Segundo a Secretaria Brasileira de Medicina de Família e Comunidade (SBMFC), estima-se que adolescentes trans são expulses da casa da família aos 13 anos de idade e que aproximadamente 80% das pessoas trans assassinadas em 2019 eram negras, praticamente 60% tinham entre 15 e 29 anos de idade, 67% eram profissionais do sexo e 64% foram executadas nas ruas. Não só, o suicídio é uma das causas mais comuns das mortes de travestis, mulheres e homens trans do Brasil pelo que se tem registro (devido à falta de dados o número é insignificante perto da realidade). De acordo com a Rede TransBrasil, a maioria dos casos ocorre entre jovens de 15 a 29 anos, sobre tudo entre pessoas do espectro feminino. E um recente relatório chamado “Transexualidades e Saúde Pública no Brasil”, do Núcleo de Direitos Humanos e Cidadania LGBT e do Departamento de Antropologia e Arqueologia, revelou que 85,7% dos homens trans já pensaram em suicídio ou tentaram cometer o ato, dentre as principais motivações está o assédio, a perseguição, a rejeição e a violência transfóbica.
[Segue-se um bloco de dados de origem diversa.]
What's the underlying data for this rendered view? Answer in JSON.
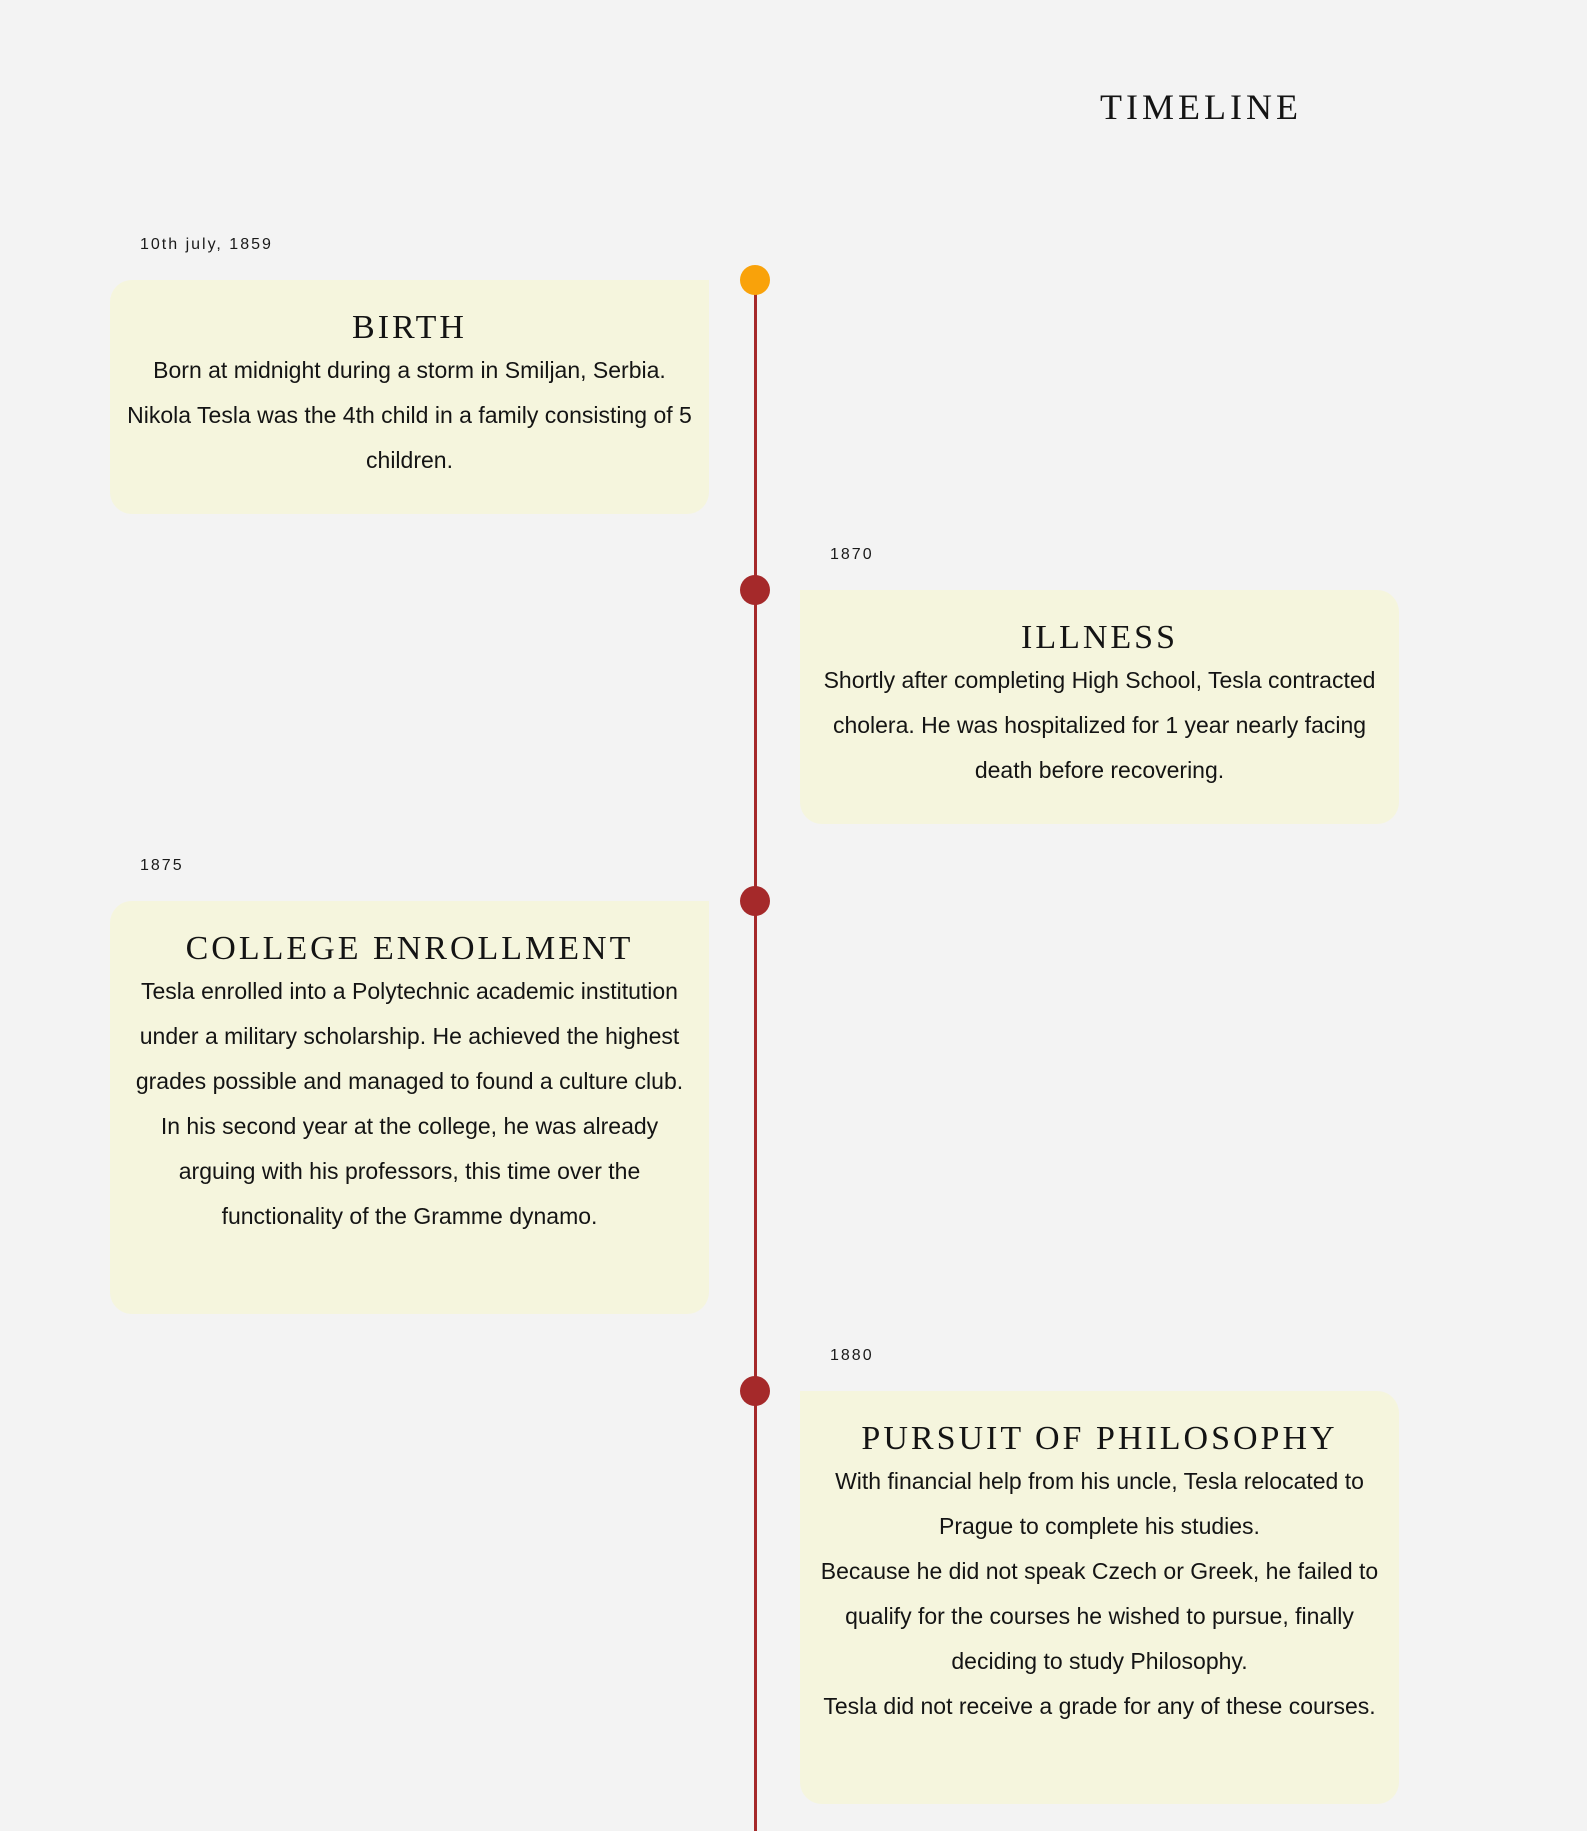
{
  "page": {
    "title": "TIMELINE"
  },
  "colors": {
    "background": "#f3f3f3",
    "card": "#f5f5dd",
    "line": "#a5292a",
    "active_marker": "#f9a20a",
    "marker": "#a5292a"
  },
  "events": [
    {
      "date": "10th july, 1859",
      "title": "BIRTH",
      "paragraphs": [
        "Born at midnight during a storm in Smiljan, Serbia. Nikola Tesla was the 4th child in a family consisting of 5 children."
      ]
    },
    {
      "date": "1870",
      "title": "ILLNESS",
      "paragraphs": [
        "Shortly after completing High School, Tesla contracted cholera. He was hospitalized for 1 year nearly facing death before recovering."
      ]
    },
    {
      "date": "1875",
      "title": "COLLEGE ENROLLMENT",
      "paragraphs": [
        "Tesla enrolled into a Polytechnic academic institution under a military scholarship. He achieved the highest grades possible and managed to found a culture club.",
        "In his second year at the college, he was already arguing with his professors, this time over the functionality of the Gramme dynamo."
      ]
    },
    {
      "date": "1880",
      "title": "PURSUIT OF PHILOSOPHY",
      "paragraphs": [
        "With financial help from his uncle, Tesla relocated to Prague to complete his studies.",
        "Because he did not speak Czech or Greek, he failed to qualify for the courses he wished to pursue, finally deciding to study Philosophy.",
        "Tesla did not receive a grade for any of these courses."
      ]
    }
  ]
}
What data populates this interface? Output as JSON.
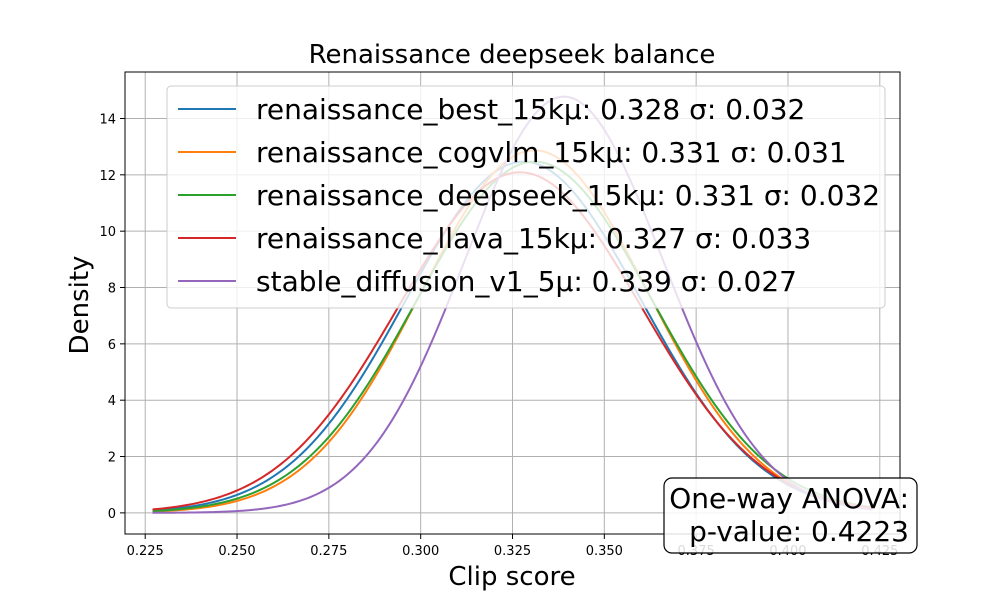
{
  "chart_data": {
    "type": "line",
    "title": "Renaissance deepseek balance",
    "xlabel": "Clip score",
    "ylabel": "Density",
    "xlim": [
      0.2195,
      0.4305
    ],
    "ylim": [
      -0.75,
      15.65
    ],
    "xticks": [
      0.225,
      0.25,
      0.275,
      0.3,
      0.325,
      0.35,
      0.375,
      0.4,
      0.425
    ],
    "xtick_labels": [
      "0.225",
      "0.250",
      "0.275",
      "0.300",
      "0.325",
      "0.350",
      "0.375",
      "0.400",
      "0.425"
    ],
    "yticks": [
      0,
      2,
      4,
      6,
      8,
      10,
      12,
      14
    ],
    "ytick_labels": [
      "0",
      "2",
      "4",
      "6",
      "8",
      "10",
      "12",
      "14"
    ],
    "grid": true,
    "legend_position": "top",
    "x_range": [
      0.227,
      0.423
    ],
    "series": [
      {
        "name": "renaissance_best_15kμ: 0.328 σ: 0.032",
        "mean": 0.328,
        "std": 0.032,
        "color": "#1f77b4"
      },
      {
        "name": "renaissance_cogvlm_15kμ: 0.331 σ: 0.031",
        "mean": 0.331,
        "std": 0.031,
        "color": "#ff7f0e"
      },
      {
        "name": "renaissance_deepseek_15kμ: 0.331 σ: 0.032",
        "mean": 0.331,
        "std": 0.032,
        "color": "#2ca02c"
      },
      {
        "name": "renaissance_llava_15kμ: 0.327 σ: 0.033",
        "mean": 0.327,
        "std": 0.033,
        "color": "#d62728"
      },
      {
        "name": "stable_diffusion_v1_5μ: 0.339 σ: 0.027",
        "mean": 0.339,
        "std": 0.027,
        "color": "#9467bd"
      }
    ],
    "annotation": {
      "line1": "One-way ANOVA:",
      "line2": "p-value: 0.4223"
    }
  }
}
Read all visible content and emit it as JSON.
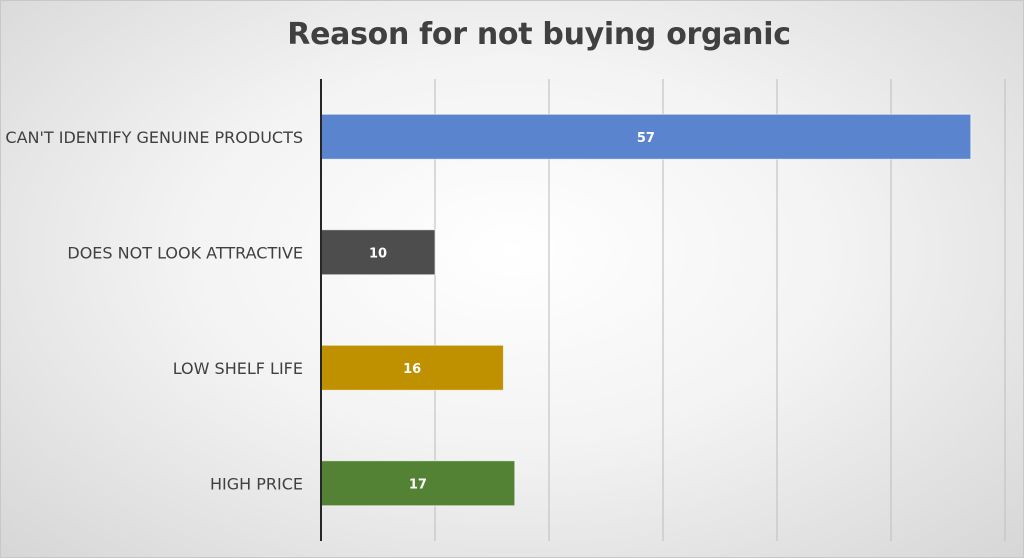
{
  "chart_data": {
    "type": "bar",
    "orientation": "horizontal",
    "title": "Reason for not buying organic",
    "categories": [
      "CAN'T IDENTIFY GENUINE PRODUCTS",
      "DOES NOT LOOK ATTRACTIVE",
      "LOW SHELF LIFE",
      "HIGH PRICE"
    ],
    "values": [
      57,
      10,
      16,
      17
    ],
    "colors": [
      "#5B84CF",
      "#4D4D4D",
      "#BF9000",
      "#548235"
    ],
    "xlabel": "",
    "ylabel": "",
    "xlim": [
      0,
      60
    ],
    "x_tick_step": 10,
    "x_tick_labels_shown": false,
    "grid": "vertical",
    "data_labels": true,
    "legend": "none"
  }
}
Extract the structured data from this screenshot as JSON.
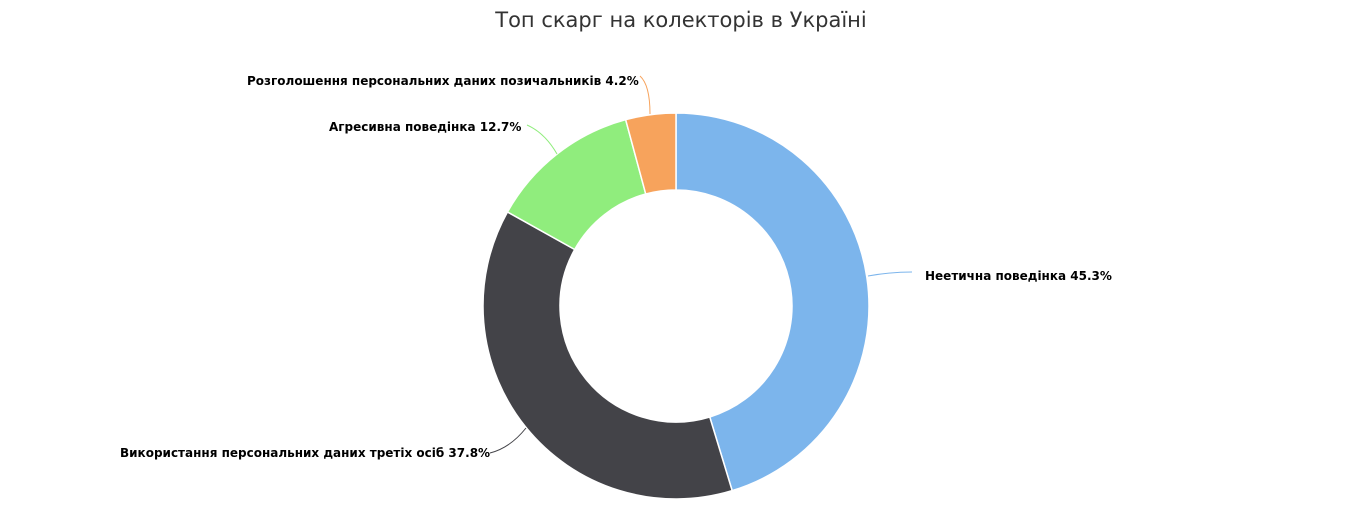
{
  "chart_data": {
    "type": "pie",
    "variant": "donut",
    "title": "Топ скарг на колекторів в Україні",
    "categories": [
      "Неетична поведінка",
      "Використання персональних даних третіх осіб",
      "Агресивна поведінка",
      "Розголошення персональних даних позичальників"
    ],
    "values": [
      45.3,
      37.8,
      12.7,
      4.2
    ],
    "colors": [
      "#7cb5ec",
      "#434348",
      "#90ed7d",
      "#f7a35c"
    ],
    "unit": "%",
    "legend": "none (data labels with connectors)"
  },
  "labels": [
    "Неетична поведінка 45.3%",
    "Використання персональних даних третіх осіб 37.8%",
    "Агресивна поведінка 12.7%",
    "Розголошення персональних даних позичальників 4.2%"
  ]
}
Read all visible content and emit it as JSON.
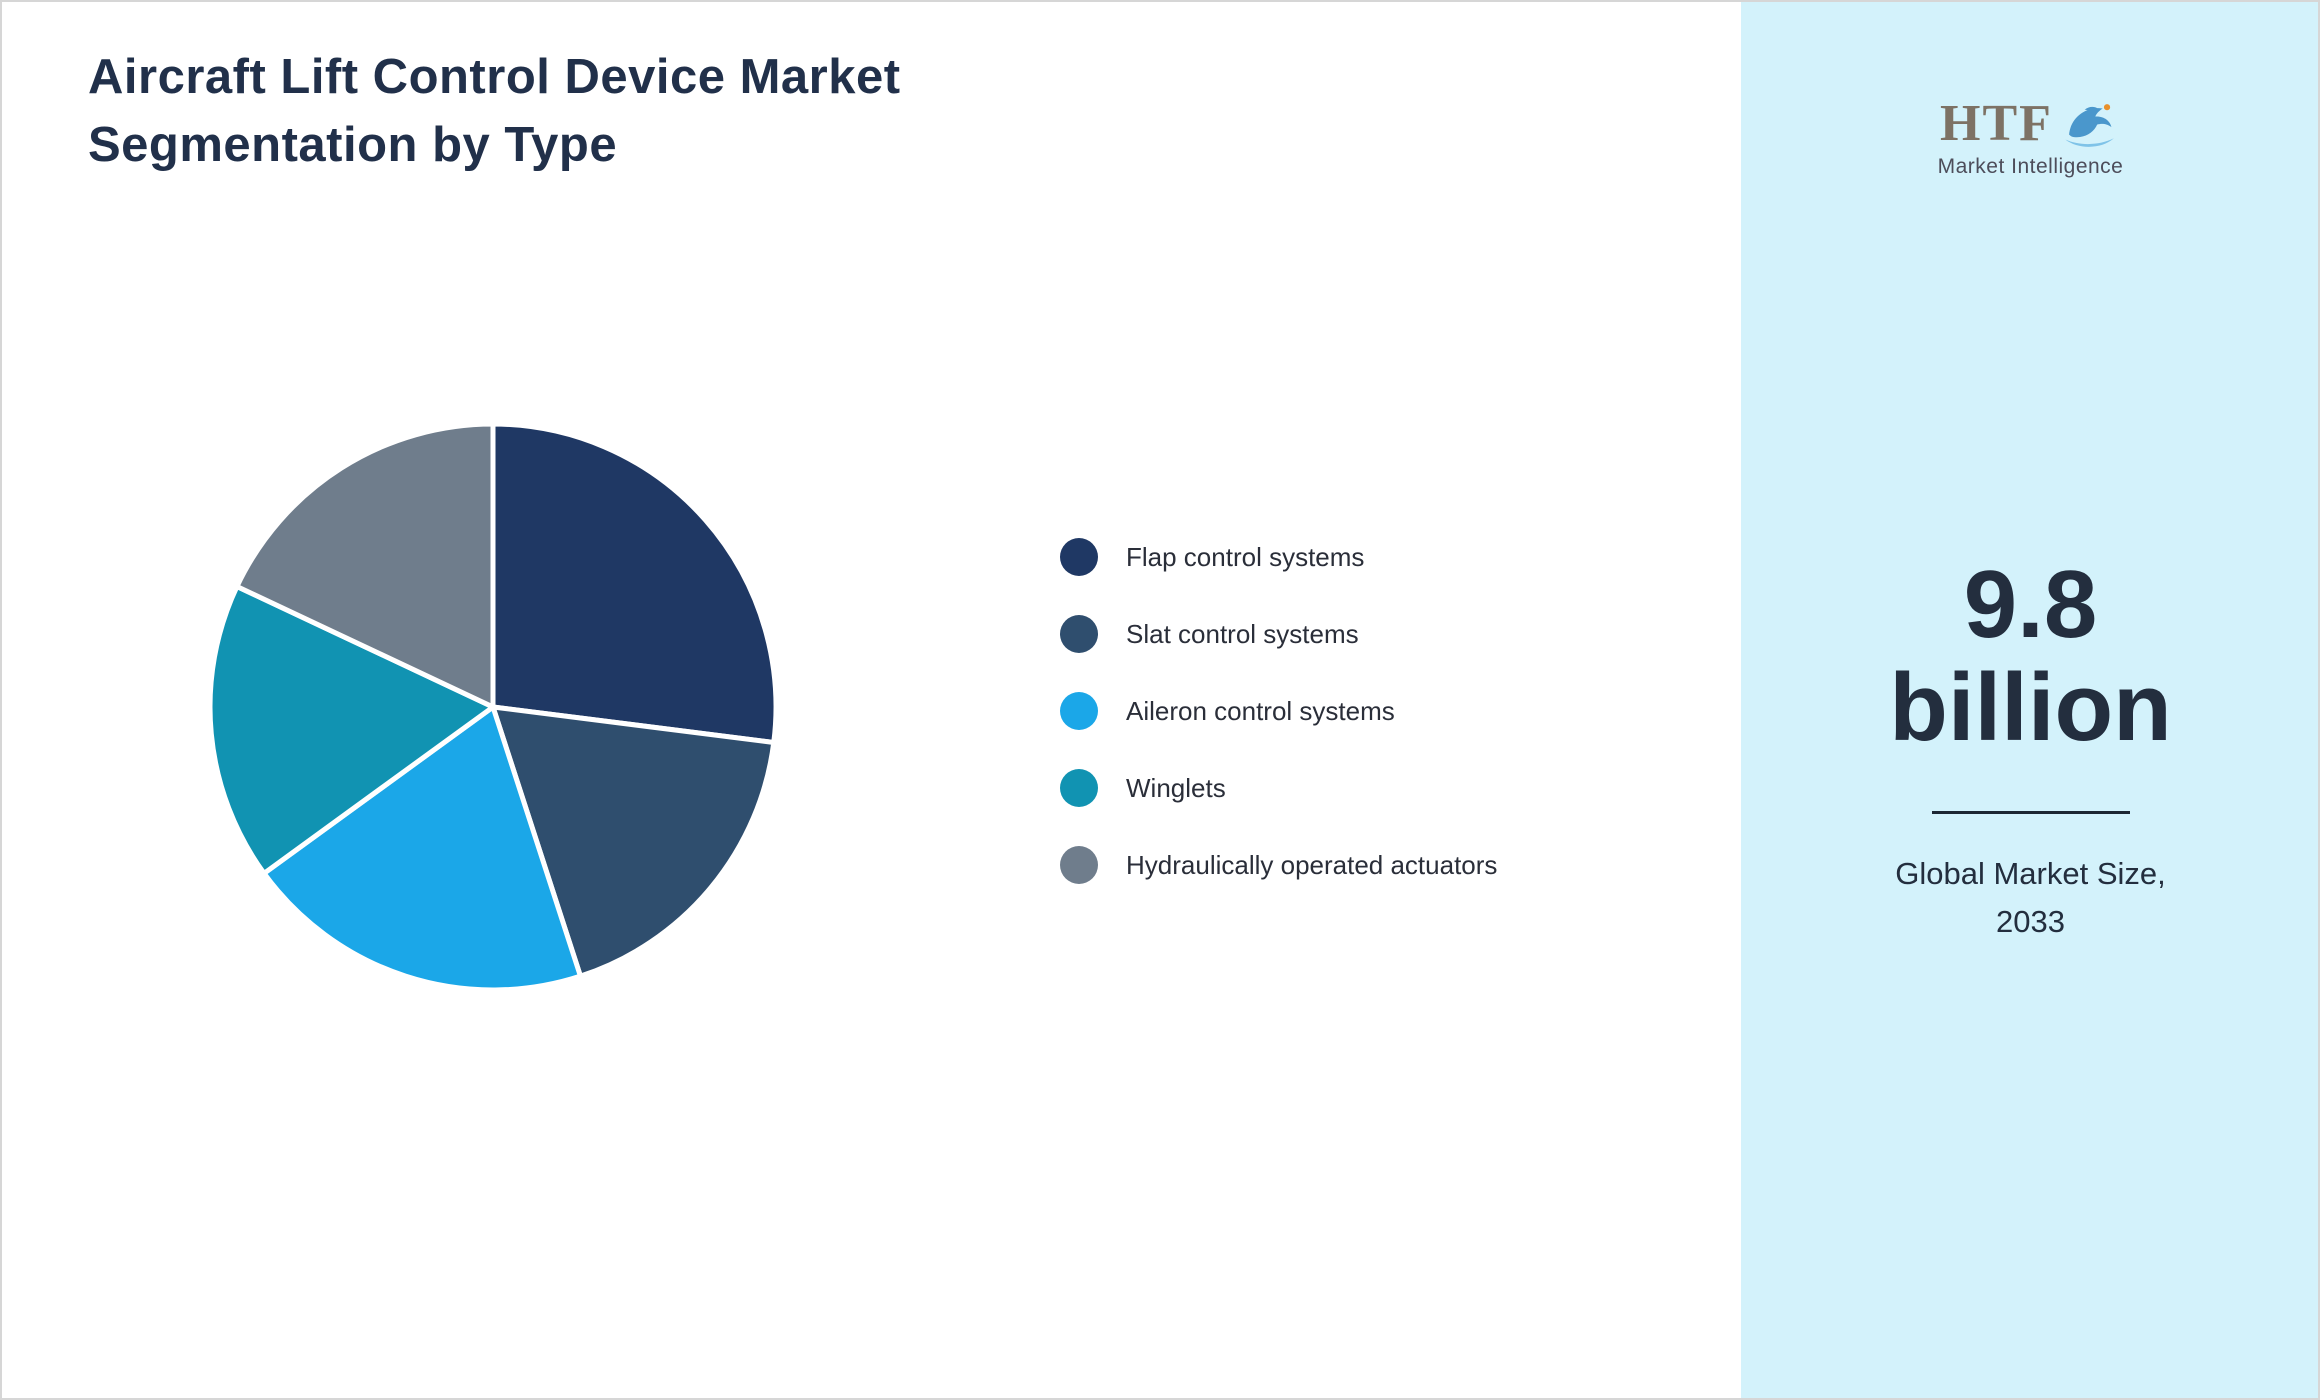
{
  "title": {
    "line1": "Aircraft Lift Control Device Market",
    "line2": "Segmentation by Type"
  },
  "logo": {
    "text": "HTF",
    "subtext": "Market Intelligence"
  },
  "sidebar": {
    "background": "#d3f2fb",
    "value_line1": "9.8",
    "value_line2": "billion",
    "caption_line1": "Global Market Size,",
    "caption_line2": "2033"
  },
  "chart_data": {
    "type": "pie",
    "title": "Aircraft Lift Control Device Market Segmentation by Type",
    "categories": [
      "Flap control systems",
      "Slat control systems",
      "Aileron control systems",
      "Winglets",
      "Hydraulically operated actuators"
    ],
    "values": [
      27,
      18,
      20,
      17,
      18
    ],
    "colors": [
      "#1f3864",
      "#2f4e6e",
      "#1ba7e8",
      "#1193b2",
      "#6f7d8c"
    ],
    "start_angle_deg": 0,
    "direction": "clockwise",
    "legend_position": "right",
    "slice_stroke": "#ffffff"
  }
}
Essa realidade não é apenas uma questão trans e, sim, um problema cis com caráter de classe, que necessita ser tratado com urgência. Nossa pauta se insere no conjunto da luta do povo explorado contra a classe dos exploradores. Continuemos a lutar pelos direitos da população trans, tanto dentro das nossas organizações, como para a sociedade num todo. Estejamos dispostos a superar vocabulários, pensamentos e práticas impostos pela lógica que, dia após dia, acha que nossas vidas são negociáveis. Devemos lutar pelo socialismo, pois essa é a única sociedade que terá as condições materiais para existirmos e nos desenvolvermos. Sabemos que o socialismo é o espelho da nossa classe trabalhadora, sendo assim, só poderá ser, através da emancipação do povo trabalhador e do poder da nossa classe.